There are a lot of little things they do, like the fact that the sole is stitched down to prevent it from coming apart, the high quality leather is easier to take care of, the outsole is renowned for its quality, and so on.
Common Projects Alternative
If you’re dead set on finding an alternative, the closest thing to this sneaker out there is Oliver Cabell’s Low 1. They have the same sole, same stitched construction, same look, they’re even made in the same region in Italy — and they’re less than half the price.
They’re not identical: the footbed isn’t quite as soft but the upside with Oliver Cabell is that the last isn’t as narrow: while the shoes look practically identical, the Low 1 has just a bit more room in the forefoot. Given the skinny fit is the biggest complaint, besides the price, that I hear about Common Projects, I think the Low 1 is definitely the best Common Projects alternative.
- Undeniably cool
- Can be worn with any outfit
- Stitched sole
- Very durable
- Easy to clean
- They need some babying
- Toe box quite shallow and narrow
- Sizing is tricky
- Can be stuffy in hot weather
- Phenomenally expensive
Good God, these shoes are cool.
They’re just the coolest shoes. The whole breezy but dressy, casual but formal, minimalist but unmistakably branded look, from top to bottom there just isn’t anything quite like them. They go with every single outfit, it doesn’t matter how casual or formal it is.
I love the fact that the upper is stitched to the sole so you won’t get the dreaded toebreak holes.
They’re very comfortable, I love the softness of the footbed coupled with the weight and durability of the sole.
Now, they’re not sneakers exactly. That word has connotations of beat around shoes you don’t have to care for, you know? Common Projects need shoe trees, for goodness’ sake — they need more babying than the average sneaker out there, which is a turn off to some folks.

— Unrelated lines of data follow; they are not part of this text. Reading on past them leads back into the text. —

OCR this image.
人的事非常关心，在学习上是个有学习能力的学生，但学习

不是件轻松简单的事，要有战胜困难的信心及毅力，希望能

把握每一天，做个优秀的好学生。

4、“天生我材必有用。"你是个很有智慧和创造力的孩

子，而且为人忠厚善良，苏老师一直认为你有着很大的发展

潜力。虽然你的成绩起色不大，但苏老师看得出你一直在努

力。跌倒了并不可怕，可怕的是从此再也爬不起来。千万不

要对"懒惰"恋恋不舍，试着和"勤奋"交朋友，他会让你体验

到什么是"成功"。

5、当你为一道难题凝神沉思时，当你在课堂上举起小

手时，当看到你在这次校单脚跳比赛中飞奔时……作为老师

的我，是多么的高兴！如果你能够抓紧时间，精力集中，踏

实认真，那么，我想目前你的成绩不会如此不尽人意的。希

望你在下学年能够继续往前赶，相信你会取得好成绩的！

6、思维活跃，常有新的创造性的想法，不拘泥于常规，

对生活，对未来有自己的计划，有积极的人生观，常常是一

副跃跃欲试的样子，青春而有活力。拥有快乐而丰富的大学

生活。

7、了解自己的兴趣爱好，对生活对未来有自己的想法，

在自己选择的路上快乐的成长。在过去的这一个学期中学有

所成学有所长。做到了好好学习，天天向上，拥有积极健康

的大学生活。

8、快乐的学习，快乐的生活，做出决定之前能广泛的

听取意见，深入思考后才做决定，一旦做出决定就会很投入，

It’s also too slim and sleek for some people, not only in its width, but the toebox is quite shallow and narrow, squeezing the toes of the bigger-footed among us. They should do half sizes and wider widths, and they don’t.
And of course, they’re really, really, really expensive. But I’ve already spilled a lot of ink on this aspect, and the fact is that there is just nothing else like these shoes. This is undeniable. If you have the money and you like the shoes and their story, there is no substitute. I get compliments on these every single time I wear them, and all I can conclude this review with is: I’m glad I spent the money.